Twenty-two Democrats, two Republicans and two Independents are not only condemning the president’s shift of priorities regarding nuclear proliferation in his 2015 budget, but are calling for an increase in the 2016 DOE nonproliferation budget.
Increasingly, Mr. Obama is bypassing Congress and the Senate in favor of issuing executive orders on a plethora of foreign and domestic issues like illegal immigration and the new Iraqi war.
Exposing a dramatic rift in the Democratic Party-controlled Senate, Dianne Feinstein of California and Jeff Merkley of Oregon are leading the charge against nonproliferation budget cuts planned by the administration.

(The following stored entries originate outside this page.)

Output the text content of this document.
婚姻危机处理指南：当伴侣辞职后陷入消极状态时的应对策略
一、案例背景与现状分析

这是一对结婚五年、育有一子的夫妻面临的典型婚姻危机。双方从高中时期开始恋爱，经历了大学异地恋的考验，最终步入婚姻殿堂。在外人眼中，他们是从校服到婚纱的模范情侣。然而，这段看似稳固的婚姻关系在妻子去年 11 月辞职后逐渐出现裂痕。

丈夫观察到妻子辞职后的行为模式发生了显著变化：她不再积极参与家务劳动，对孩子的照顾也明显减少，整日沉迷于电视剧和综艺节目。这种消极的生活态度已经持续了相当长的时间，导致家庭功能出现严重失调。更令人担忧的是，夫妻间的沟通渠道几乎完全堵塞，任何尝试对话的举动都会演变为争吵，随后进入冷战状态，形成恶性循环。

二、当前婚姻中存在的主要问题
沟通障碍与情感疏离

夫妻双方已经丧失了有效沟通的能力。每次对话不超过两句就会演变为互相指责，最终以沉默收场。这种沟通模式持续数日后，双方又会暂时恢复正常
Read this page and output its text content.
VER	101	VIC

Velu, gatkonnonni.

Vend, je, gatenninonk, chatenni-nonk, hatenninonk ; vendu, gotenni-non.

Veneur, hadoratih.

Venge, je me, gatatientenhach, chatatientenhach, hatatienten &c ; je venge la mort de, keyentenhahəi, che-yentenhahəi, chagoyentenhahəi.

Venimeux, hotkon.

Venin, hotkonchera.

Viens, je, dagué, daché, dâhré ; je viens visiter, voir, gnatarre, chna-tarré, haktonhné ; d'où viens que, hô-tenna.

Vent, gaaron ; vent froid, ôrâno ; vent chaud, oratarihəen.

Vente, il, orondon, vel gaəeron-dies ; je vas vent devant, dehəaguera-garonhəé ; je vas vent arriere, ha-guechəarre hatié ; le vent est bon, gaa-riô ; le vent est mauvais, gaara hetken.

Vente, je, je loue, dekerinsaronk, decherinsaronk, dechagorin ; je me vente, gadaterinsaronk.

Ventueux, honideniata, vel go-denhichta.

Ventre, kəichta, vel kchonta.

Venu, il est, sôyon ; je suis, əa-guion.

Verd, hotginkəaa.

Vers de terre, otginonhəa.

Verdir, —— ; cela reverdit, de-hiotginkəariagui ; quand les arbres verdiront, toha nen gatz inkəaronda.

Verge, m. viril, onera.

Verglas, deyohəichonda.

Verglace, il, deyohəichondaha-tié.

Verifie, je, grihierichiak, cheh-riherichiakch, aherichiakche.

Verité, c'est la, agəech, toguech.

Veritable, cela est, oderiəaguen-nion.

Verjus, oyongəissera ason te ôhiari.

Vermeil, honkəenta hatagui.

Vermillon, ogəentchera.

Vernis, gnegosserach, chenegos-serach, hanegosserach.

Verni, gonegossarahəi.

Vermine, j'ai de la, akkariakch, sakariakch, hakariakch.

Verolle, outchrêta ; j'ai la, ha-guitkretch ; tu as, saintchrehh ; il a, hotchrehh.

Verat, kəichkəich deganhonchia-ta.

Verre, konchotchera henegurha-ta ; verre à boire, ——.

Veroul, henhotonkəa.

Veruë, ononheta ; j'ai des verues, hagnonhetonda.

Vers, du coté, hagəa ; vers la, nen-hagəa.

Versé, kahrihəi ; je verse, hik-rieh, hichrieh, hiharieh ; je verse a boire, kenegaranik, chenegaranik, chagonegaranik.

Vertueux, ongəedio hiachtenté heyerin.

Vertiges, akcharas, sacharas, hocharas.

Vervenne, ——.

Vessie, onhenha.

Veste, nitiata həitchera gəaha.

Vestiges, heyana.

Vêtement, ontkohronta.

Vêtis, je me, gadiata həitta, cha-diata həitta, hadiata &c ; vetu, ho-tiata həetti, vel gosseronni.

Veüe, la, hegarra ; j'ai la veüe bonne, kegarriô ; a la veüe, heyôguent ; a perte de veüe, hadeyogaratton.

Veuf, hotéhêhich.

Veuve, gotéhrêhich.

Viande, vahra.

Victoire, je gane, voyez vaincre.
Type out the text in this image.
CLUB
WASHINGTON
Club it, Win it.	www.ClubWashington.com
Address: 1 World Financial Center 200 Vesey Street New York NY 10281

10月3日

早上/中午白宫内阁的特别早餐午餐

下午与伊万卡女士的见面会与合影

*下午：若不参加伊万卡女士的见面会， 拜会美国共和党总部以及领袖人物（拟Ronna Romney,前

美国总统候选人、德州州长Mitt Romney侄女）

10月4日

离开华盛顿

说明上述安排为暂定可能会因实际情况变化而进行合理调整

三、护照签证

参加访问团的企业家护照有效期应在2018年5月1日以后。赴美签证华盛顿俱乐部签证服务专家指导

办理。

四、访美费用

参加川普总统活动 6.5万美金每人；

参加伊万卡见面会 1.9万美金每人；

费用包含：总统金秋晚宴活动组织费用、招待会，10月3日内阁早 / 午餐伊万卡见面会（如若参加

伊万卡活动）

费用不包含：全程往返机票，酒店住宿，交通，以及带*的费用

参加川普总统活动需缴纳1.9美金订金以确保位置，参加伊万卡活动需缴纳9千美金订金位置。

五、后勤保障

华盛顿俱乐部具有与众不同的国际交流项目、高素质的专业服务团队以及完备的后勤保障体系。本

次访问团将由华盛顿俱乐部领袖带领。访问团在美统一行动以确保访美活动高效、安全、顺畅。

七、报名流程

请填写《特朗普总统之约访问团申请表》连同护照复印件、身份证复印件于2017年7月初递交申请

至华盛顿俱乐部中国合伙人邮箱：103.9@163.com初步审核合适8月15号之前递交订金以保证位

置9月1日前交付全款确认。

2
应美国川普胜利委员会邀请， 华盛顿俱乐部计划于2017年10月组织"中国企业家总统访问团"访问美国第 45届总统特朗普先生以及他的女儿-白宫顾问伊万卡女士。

“The recent spate of terrorism in Iraq, Pakistan, and Kenya is a harrowing reminder of the importance of ensuring that terrorist groups and rogue states cannot get their hands on the world's most dangerous weapons and materials,” the senators wrote.
The split between Senate Democrats and Mr. Obama arose when the 2015 Senate Appropriations Committee’s Energy and Water bill increased spending on several nonproliferation programs, including the Global Threat Reduction Initiative, by $219 million more than the president’s budget proposal. Feinstein is chairwoman of the Energy and Water appropriations subcommittee.
President Obama’s vow to use Executive Orders to make and runs around Congress on highly charged political issues like illegal immigration and mission creep in Iraq has proved more politically troubling for Democrats than Republicans.
With Mr. Obama’s approval ratings in the tank, key Democrats in the House of Representatives are wondering why the president is not talking to them either. With most polls showing Republicans poised to pick up seats in the House and Senate, the president has been accused by Democrats of not communicating with members of his own political party.